Fix: Imagine a Nordic walker, you know, those people who have two sticks in their hands when they walk, like they are skiing. Now imagine that you have the same 2 sticks in your hands while you’re running, you’re not going to let those sticks go from side to side are you? that would be way impractical and you would trip! Nordic Walkers use those sticks to have a good technique, you can use your imaginary walking sticks to improve your technique as well.

 Leaning forward from the waist
Another common mistake made is that runners lean from the waist instead of leaning the whole body slightly forward in a straight line, from their ankle to their shoulders. When you lean forward from the waist it looks like you are going to fall, this position not only causes for a very tight lower back and difficulty with breathing but because you’re moving your centre of gravity forward you get pulled to the ground, making it that much harder to run. There is one proper way of running: a slighty forward position from the ankles to the shoulders .
Fix: Imagine that you have 2 strings attached to your body: 1 on your head which pulls you up like a puppet and another one on your chest which pulls you forward, now start running and keep those strings in mind.
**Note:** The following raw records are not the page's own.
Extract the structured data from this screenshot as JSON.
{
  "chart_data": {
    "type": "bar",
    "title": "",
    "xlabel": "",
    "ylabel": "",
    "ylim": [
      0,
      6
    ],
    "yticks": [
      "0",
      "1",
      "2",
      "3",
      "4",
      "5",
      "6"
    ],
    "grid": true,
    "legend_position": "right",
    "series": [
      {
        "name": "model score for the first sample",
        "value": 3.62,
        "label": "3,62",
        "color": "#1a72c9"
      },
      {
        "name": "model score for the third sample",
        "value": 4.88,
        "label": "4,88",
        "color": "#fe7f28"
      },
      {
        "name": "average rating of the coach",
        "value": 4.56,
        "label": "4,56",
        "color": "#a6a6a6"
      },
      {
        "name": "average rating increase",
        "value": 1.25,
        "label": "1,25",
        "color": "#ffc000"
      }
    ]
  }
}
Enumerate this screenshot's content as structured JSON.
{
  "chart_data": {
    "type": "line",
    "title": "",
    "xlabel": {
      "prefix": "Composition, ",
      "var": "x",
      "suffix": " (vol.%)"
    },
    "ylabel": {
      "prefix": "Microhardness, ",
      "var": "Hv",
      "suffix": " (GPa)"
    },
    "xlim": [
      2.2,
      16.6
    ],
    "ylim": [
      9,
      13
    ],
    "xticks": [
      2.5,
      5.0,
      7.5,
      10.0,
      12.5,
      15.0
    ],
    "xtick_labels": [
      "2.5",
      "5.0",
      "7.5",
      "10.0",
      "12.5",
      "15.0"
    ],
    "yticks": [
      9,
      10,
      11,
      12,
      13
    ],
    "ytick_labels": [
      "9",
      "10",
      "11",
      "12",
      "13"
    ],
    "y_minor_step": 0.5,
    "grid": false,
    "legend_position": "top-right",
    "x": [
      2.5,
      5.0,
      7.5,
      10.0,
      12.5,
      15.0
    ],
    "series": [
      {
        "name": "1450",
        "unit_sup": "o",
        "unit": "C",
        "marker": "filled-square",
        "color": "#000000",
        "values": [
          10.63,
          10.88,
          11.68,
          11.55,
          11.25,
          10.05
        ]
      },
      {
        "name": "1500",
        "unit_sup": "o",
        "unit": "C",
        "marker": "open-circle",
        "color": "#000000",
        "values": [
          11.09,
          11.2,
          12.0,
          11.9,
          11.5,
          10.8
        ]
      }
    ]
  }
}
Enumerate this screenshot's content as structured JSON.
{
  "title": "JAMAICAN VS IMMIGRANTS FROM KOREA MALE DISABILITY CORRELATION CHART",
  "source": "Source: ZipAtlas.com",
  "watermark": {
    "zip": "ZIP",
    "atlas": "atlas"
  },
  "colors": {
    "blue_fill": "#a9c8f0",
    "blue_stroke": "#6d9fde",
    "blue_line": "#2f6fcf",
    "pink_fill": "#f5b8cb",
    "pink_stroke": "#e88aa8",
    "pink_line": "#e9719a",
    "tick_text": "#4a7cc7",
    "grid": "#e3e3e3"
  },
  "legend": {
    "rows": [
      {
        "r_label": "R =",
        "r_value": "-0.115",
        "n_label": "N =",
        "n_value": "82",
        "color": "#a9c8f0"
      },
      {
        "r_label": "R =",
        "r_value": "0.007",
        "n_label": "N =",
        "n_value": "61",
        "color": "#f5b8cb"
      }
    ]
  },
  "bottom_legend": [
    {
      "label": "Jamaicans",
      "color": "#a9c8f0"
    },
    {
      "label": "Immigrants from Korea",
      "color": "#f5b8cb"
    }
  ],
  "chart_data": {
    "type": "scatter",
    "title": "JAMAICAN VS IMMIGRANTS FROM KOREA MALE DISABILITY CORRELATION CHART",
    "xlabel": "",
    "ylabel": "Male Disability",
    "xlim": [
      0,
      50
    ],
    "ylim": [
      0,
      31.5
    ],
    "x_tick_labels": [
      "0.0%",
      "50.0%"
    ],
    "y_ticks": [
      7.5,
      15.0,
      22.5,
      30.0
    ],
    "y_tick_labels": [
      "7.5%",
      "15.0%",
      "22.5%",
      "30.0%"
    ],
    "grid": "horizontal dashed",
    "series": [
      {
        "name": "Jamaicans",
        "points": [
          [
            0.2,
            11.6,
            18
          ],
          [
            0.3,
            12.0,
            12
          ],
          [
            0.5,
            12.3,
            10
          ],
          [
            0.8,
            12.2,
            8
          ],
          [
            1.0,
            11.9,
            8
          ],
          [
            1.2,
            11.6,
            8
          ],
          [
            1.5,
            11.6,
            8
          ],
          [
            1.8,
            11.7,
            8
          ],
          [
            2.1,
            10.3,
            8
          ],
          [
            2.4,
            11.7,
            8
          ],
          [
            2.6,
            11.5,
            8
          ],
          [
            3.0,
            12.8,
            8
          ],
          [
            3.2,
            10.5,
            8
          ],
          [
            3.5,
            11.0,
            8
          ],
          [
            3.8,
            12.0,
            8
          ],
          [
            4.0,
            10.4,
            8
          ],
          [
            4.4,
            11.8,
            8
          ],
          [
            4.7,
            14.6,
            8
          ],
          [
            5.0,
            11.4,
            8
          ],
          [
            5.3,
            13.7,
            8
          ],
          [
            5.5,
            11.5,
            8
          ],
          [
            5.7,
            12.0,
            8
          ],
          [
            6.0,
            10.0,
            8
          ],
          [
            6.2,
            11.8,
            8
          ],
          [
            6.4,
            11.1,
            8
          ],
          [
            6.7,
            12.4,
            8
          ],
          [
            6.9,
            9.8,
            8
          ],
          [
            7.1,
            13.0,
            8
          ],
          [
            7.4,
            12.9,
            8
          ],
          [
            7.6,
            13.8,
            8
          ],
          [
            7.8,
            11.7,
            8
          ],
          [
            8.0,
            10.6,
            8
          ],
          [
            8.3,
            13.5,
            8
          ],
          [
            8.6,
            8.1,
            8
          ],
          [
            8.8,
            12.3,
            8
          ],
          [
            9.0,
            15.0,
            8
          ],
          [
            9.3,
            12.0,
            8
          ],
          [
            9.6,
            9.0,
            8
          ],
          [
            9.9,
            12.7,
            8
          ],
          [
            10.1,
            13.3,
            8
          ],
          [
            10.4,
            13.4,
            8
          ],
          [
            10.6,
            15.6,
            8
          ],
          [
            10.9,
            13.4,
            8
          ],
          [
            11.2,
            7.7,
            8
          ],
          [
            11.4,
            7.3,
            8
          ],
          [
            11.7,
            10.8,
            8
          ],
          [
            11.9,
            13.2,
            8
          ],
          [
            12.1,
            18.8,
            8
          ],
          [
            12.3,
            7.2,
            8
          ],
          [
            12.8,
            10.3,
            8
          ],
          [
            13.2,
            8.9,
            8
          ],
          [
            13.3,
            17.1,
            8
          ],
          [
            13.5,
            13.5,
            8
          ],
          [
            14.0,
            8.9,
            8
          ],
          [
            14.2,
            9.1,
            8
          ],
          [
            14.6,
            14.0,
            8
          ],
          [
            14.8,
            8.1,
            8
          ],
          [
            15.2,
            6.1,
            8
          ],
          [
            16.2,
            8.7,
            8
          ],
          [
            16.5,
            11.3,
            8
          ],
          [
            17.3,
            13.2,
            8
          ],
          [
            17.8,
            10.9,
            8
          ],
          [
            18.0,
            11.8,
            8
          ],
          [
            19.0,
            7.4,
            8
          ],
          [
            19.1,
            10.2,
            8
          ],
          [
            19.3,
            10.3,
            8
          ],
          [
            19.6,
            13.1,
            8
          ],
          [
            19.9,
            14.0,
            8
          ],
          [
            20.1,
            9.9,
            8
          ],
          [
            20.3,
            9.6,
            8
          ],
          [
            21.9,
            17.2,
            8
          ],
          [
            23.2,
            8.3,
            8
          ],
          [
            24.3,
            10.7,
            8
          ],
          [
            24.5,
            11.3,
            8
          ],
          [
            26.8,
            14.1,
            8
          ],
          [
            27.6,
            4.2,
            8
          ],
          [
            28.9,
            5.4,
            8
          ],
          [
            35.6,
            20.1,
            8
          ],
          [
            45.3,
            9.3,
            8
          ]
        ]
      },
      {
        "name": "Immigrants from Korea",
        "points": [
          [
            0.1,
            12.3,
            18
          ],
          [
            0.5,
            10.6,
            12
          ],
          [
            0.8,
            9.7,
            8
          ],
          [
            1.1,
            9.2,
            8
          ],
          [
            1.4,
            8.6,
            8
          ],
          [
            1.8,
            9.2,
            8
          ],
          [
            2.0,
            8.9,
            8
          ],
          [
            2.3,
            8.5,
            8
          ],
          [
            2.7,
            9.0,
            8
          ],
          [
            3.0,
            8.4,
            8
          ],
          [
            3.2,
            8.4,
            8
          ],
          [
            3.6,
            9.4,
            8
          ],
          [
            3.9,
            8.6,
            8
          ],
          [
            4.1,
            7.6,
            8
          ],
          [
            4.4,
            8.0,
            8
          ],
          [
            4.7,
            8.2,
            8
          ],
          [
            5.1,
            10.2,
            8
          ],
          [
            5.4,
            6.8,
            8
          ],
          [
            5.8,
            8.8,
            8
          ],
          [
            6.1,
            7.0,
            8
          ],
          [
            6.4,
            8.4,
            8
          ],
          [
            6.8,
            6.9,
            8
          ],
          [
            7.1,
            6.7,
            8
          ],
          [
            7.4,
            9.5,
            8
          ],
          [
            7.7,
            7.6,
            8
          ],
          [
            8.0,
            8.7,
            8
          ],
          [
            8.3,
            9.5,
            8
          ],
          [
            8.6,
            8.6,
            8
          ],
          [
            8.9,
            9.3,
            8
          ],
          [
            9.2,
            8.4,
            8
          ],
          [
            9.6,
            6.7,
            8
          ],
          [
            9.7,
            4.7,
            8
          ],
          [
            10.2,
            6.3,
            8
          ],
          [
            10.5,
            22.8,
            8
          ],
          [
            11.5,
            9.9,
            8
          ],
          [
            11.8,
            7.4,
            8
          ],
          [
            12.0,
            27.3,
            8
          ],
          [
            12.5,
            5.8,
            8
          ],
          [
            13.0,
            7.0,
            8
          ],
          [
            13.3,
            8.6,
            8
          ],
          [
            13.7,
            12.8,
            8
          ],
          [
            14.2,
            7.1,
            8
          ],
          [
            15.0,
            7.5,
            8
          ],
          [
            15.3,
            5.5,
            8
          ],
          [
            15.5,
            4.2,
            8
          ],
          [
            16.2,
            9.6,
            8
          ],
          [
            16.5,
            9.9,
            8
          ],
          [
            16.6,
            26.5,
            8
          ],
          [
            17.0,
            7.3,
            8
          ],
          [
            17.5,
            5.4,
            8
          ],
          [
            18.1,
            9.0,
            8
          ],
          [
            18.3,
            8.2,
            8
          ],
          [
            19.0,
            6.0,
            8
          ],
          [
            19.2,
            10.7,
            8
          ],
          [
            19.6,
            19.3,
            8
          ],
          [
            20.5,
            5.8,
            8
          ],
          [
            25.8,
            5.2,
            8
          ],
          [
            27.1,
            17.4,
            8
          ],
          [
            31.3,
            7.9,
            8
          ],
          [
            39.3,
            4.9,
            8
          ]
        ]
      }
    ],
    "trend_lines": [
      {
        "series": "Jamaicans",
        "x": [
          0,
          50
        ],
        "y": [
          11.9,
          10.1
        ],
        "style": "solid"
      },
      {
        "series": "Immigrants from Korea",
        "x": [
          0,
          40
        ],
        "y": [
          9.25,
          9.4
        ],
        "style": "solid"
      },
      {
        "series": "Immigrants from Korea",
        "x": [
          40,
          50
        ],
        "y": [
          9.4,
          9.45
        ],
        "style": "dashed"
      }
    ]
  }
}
These imaginary string will have you hold a more upright position stopping you from leaning from your waist.

Tightening their muscles
With this I mean: squeezing your hands and tightening their face/shoulder muscles. When you run the mucles in your upperbody shouldn’t be tightened anymore then needed, when you start running they will tighten as much as needed and that will be it, don’t force your muscles to tighten even further, this means don’t make weird faces and don’t pull your shoulders up to the point where your neck has dissapeared, it’s just unnecessary . This will result in all kinds of muscle pains which will leave you in pain during and after running, which is not something you are looking to achieve.
Fix: When it comes down to making your hands into a fist and squeezing them at hard as you can, try this: imagine you are holding a piece of paper between your thumb and your indexfinger, hold it very loosely and don’t squeeze it. When we look at the shoulder and face muscles there is really only one solution: RELAX! What I sometimes do when I feel that my shoulder/neck muscles are tightened: I jump around and imagine that I do  not have any bones in my arms/shoulders/neck and just let my arms jump around, this instantly makes those muscles more relaxed and it always works for me. This is an on-the-spot solution for a little amount of tension, if you’re having serious troubles you can either do stretches, have a massage or get physiotherapy if things aren’t getting any better.

Tilting their head
Some runners tilt their head forward, backward or from side to side while running, this is not proper running form and, again, causes your body to waste energy that it needs for running.
Fix: Just like “Leaning from the waist”, imagine there is a string at the top of your head pulling your head up, this will force you to lift your head up. Try to look 20 metres in front of you instead of looking down at your feet, that will also cause you to lift your head up and avoid it from tilting.

Upper Body Allignment

Overall you head, shoulder, hips and ankles should all be ligned up. Basically there has to be an imaginary straight line from you ankles to you head, which does not bend at your hips, shoulders or head. This imaginary line should be slightly leaned forward, causing your total body to lean forward, so still not bending from the waist! Take a look at this guys upper body allignment to see what I mean.

Running form


Overall it is important to swing your arms from the front to the back, lean your total body forward instead of bending at the waist causing you to look like you’re about to fall, relax the muscles in you upper body and hold you head in line with you shoulders, hips and ankles, not causing it to swing or tilt in any direction. If you do all this then there won’t be anything wrong with you upper body running technique which should cause you to have a more relaxed, easier and more enjoyable run.